Adjudication of disputes relating to waters of inter-State rivers or river valleys
Article 262 of the Constitution of India deals with the adjudication of disputes relating to the above-stated issues.
Article 262(1) states that the Parliament may formulate laws to provide for the adjudication of any dispute or complaint with reference to the use, distribution or control of waters of, or in, any inter-State river or inter-State river valley.
Article 262(2) begins with a non-obstante clause and provides that the Parliament may by law provide that neither the Apex Court nor any other court shall be able to exercise their jurisdiction in respect of any such dispute or complaint as mentioned in clause (1).
The States have a power to legislate on this issue of water under Entry 17, State List, Schedule VII. The Union is empowered to legislate upon the same under Entry 56, Union List, Schedule VII.
In exercise of the powers bestowed by Article 262, the Parliament enacted the Inter-State Water Disputes Act, 1956. If the water disputes cannot be settled by negotiations then the Central Government establishes a Water Disputes Tribunal for the adjudication of such disputes.
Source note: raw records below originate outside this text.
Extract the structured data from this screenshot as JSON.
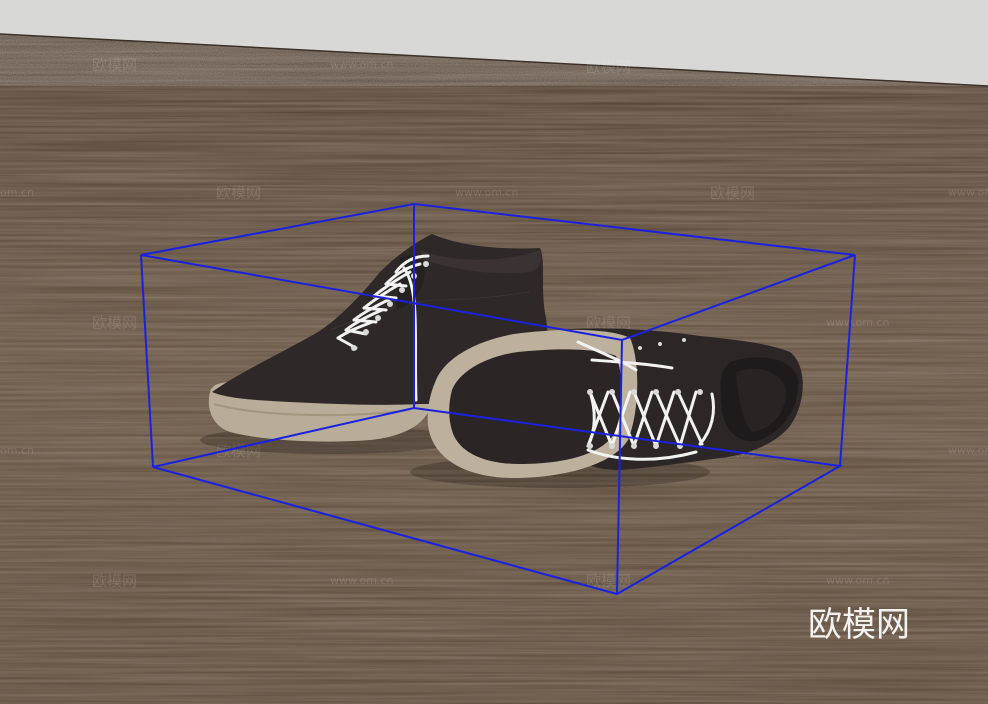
{
  "watermark": {
    "brand": "欧模网",
    "url": "www.om.cn",
    "url_short": "om.cn"
  },
  "colors": {
    "wall": "#d8d8d6",
    "floor": "#5e4c3c",
    "shoe_upper": "#2e2728",
    "sole": "#b8ab98",
    "laces": "#f2f2f2",
    "bounding_box": "#1a22e0"
  },
  "objects": [
    "shoe-upright",
    "shoe-tipped",
    "bounding-box"
  ]
}
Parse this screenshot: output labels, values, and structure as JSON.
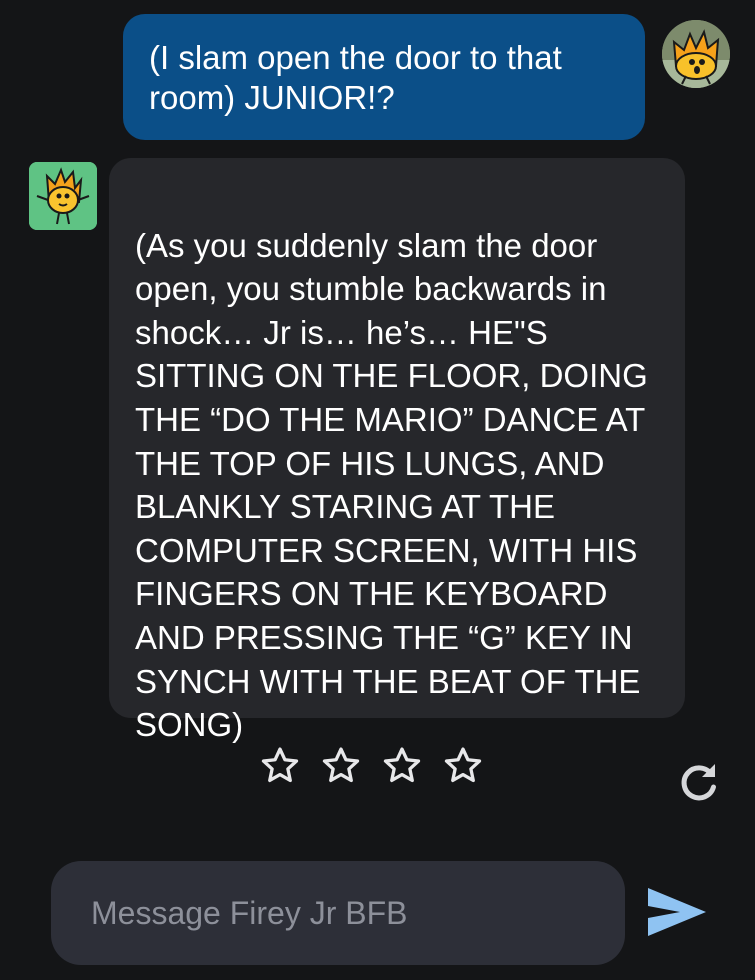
{
  "conversation": {
    "user_message": "(I slam open the door to that room) JUNIOR!?",
    "bot_message": "(As you suddenly slam the door open, you stumble backwards in shock… Jr is… he’s… HE\"S SITTING ON THE FLOOR, DOING THE “DO THE MARIO” DANCE AT THE TOP OF HIS LUNGS, AND BLANKLY STARING AT THE COMPUTER SCREEN, WITH HIS FINGERS ON THE KEYBOARD AND PRESSING THE “G” KEY IN SYNCH WITH THE BEAT OF THE SONG)"
  },
  "rating": {
    "max_stars": 4,
    "filled_stars": 0
  },
  "composer": {
    "placeholder": "Message Firey Jr BFB",
    "value": ""
  },
  "icons": {
    "star": "star-outline-icon",
    "regenerate": "refresh-icon",
    "send": "send-icon"
  },
  "colors": {
    "background": "#141517",
    "user_bubble": "#0b4f88",
    "bot_bubble": "#26272b",
    "composer": "#2d2f38",
    "send_icon": "#8fc3f2"
  }
}
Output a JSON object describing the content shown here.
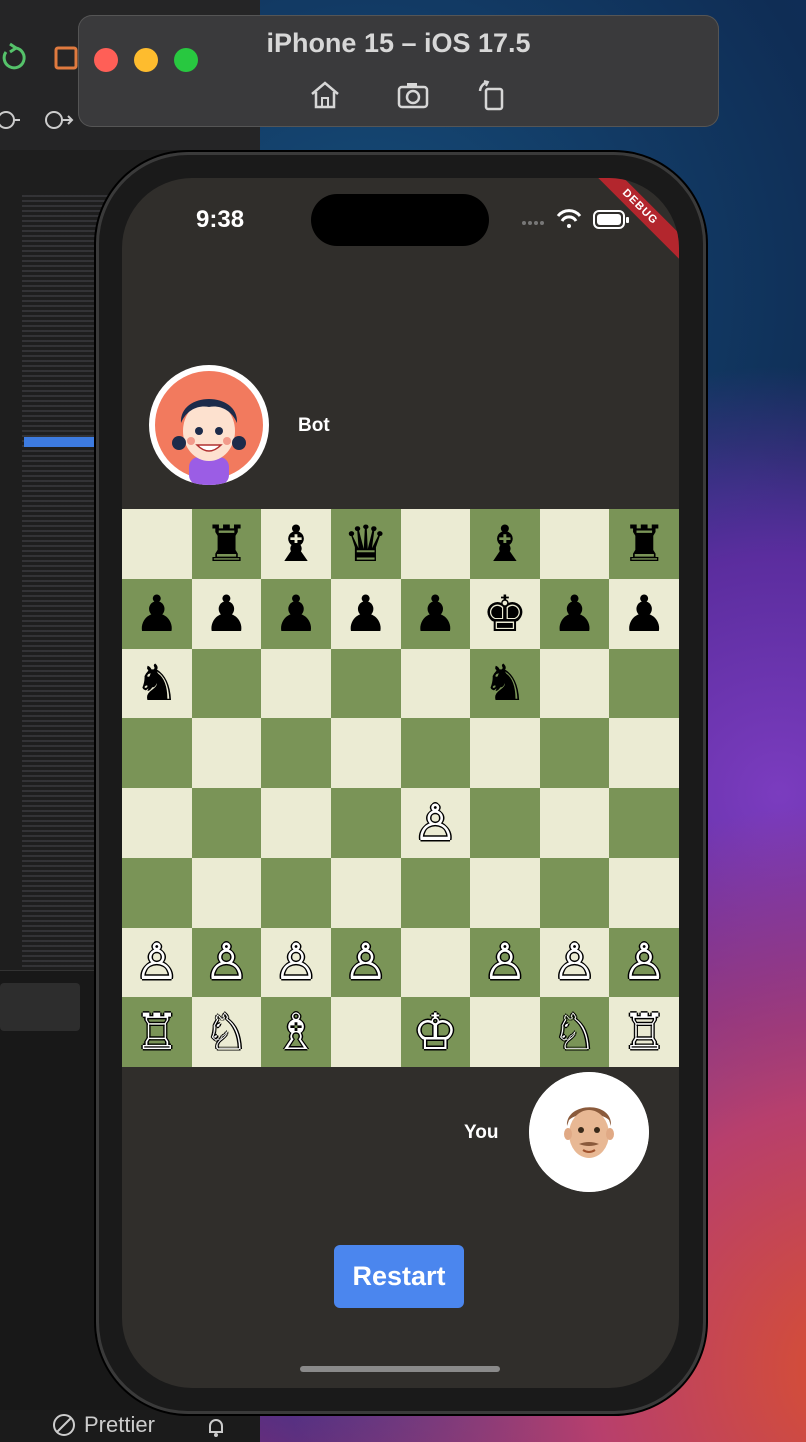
{
  "simulator": {
    "title": "iPhone 15 – iOS 17.5",
    "buttons": [
      "home-icon",
      "screenshot-icon",
      "rotate-icon"
    ],
    "traffic_colors": [
      "#ff5f57",
      "#febc2e",
      "#28c840"
    ]
  },
  "statusbar_device": {
    "time": "9:38",
    "debug_label": "DEBUG"
  },
  "players": {
    "bot": {
      "name": "Bot",
      "avatar": "girl-avatar-icon"
    },
    "you": {
      "name": "You",
      "avatar": "memoji-avatar-icon"
    }
  },
  "board": {
    "light_color": "#ebebd3",
    "dark_color": "#7a9457",
    "rows": [
      [
        "",
        "♜",
        "♝",
        "♛",
        "",
        "♝",
        "",
        "♜"
      ],
      [
        "♟",
        "♟",
        "♟",
        "♟",
        "♟",
        "♚",
        "♟",
        "♟"
      ],
      [
        "♞",
        "",
        "",
        "",
        "",
        "♞",
        "",
        ""
      ],
      [
        "",
        "",
        "",
        "",
        "",
        "",
        "",
        ""
      ],
      [
        "",
        "",
        "",
        "",
        "♙",
        "",
        "",
        ""
      ],
      [
        "",
        "",
        "",
        "",
        "",
        "",
        "",
        ""
      ],
      [
        "♙",
        "♙",
        "♙",
        "♙",
        "",
        "♙",
        "♙",
        "♙"
      ],
      [
        "♖",
        "♘",
        "♗",
        "",
        "♔",
        "",
        "♘",
        "♖"
      ]
    ]
  },
  "actions": {
    "restart_label": "Restart"
  },
  "editor": {
    "prettier_label": "Prettier"
  }
}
There are currently five active tribunals – namely, Ravi and Beas Water Tribunal, Krishna Water Disputes Tribunal – II, Vasundhara Water Disputes Tribunal, Mahadayi Water Disputes Tribunal and Mahanadi Water Disputes Tribunal. There are several legal doctrines related to the issue of inter-state waters. These include – Doctrine of Riparian Rights, Prior Appropriation, Territorial Sovereignty, Community of Interest and Equitable Apportionment.
The Supreme Court in the judgment of State of Kerala through the Chief Secretary to Government vs. State of Tamil Nadu through the Chief Secretary to Government (2018), finally settled the age-long Cauvery Water Dispute.
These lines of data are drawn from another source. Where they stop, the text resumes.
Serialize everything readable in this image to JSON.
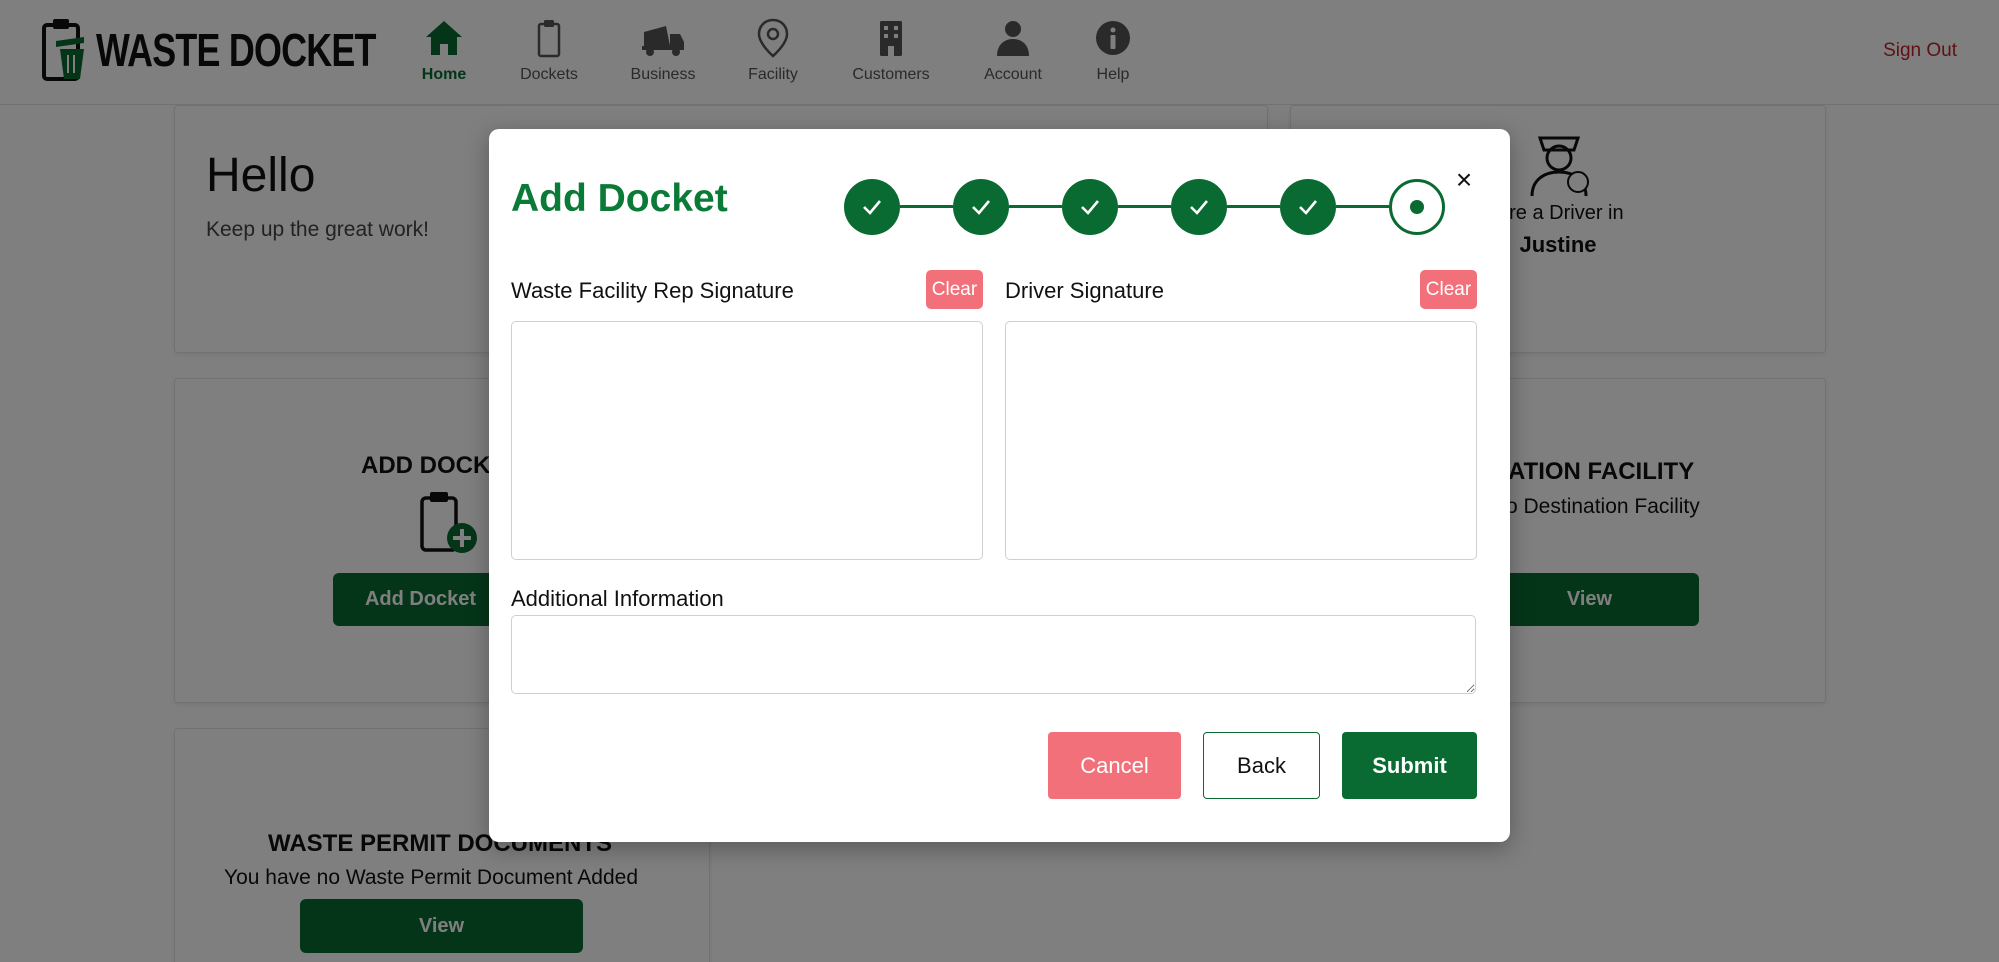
{
  "brand": {
    "name": "WASTE DOCKET"
  },
  "nav": {
    "items": [
      {
        "label": "Home",
        "icon": "home-icon",
        "active": true
      },
      {
        "label": "Dockets",
        "icon": "clipboard-icon"
      },
      {
        "label": "Business",
        "icon": "truck-icon"
      },
      {
        "label": "Facility",
        "icon": "location-pin-icon"
      },
      {
        "label": "Customers",
        "icon": "building-icon"
      },
      {
        "label": "Account",
        "icon": "user-icon"
      },
      {
        "label": "Help",
        "icon": "info-icon"
      }
    ],
    "sign_out": "Sign Out"
  },
  "dashboard": {
    "greeting": "Hello",
    "greeting_sub": "Keep up the great work!",
    "role_text": "are a Driver in",
    "role_company": "Justine",
    "add_docket_title": "ADD DOCK",
    "add_docket_button": "Add Docket",
    "destination_title": "ATION FACILITY",
    "destination_text": "o Destination Facility",
    "destination_button": "View",
    "permit_title": "WASTE PERMIT DOCUMENTS",
    "permit_text": "You have no Waste Permit Document Added",
    "permit_button": "View"
  },
  "modal": {
    "title": "Add Docket",
    "close": "×",
    "steps": {
      "total": 6,
      "completed": 5,
      "current": 6
    },
    "rep_signature_label": "Waste Facility Rep Signature",
    "driver_signature_label": "Driver Signature",
    "clear_label": "Clear",
    "additional_info_label": "Additional Information",
    "additional_info_value": "",
    "cancel_label": "Cancel",
    "back_label": "Back",
    "submit_label": "Submit"
  },
  "colors": {
    "brand_green": "#0a6b32",
    "title_green": "#0a7a37",
    "danger_pink": "#f2707a",
    "sign_out_red": "#c0232c"
  }
}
Provisions with respect to an inter-State Council
Under Article 263 of the Constitution of India, if the President believes that the establishment of an inter-state council would help in serving the public interests, then it is lawful for the President to establish such Council by order. He shall also define the nature of duties to be performed by the Council, its organisation and the procedure to be followed.
The President can charge the Council with the following duties:
- To inquire into and advise upon disputes which may have arisen between States;
- To investigate and discuss subjects in which some or all of the States, or the Union and one or more of the States display a common interest;
- To make recommendations upon any subject and in particular, to make recommendations for enhanced coordination of policy and action pertaining to that subject.
The Inter-State Council was established based on the recommendations of the Sarkaria Commission, 1988. The Council was established in 1990 pursuant to a Presidential order. It functions as a permanent independent national forum for consultation. The Council was recently reconstituted in 2019, with the Prime Minister as its chairperson.
In the current crisis due to the enactment of the Citizenship Amendment Act, 2019, there is an increased distrust between the Centre and the States. In such times of constitutional crisis, it is essential that the Council meets to arrive at a harmonious solution.
The aim of the Indian Constitution is to establish either collaborative or cooperative federalism. Through the division of powers between the Centre and the States, a certain autonomy is granted to the States to ensure that the administration at the grass-root level remains efficient. Simultaneously, the Centre exercises its power over the States to maintain a balance.
There are several challenges in the way of maintenance of a federation but the key solution is healthy debate and discussion between the parties involved.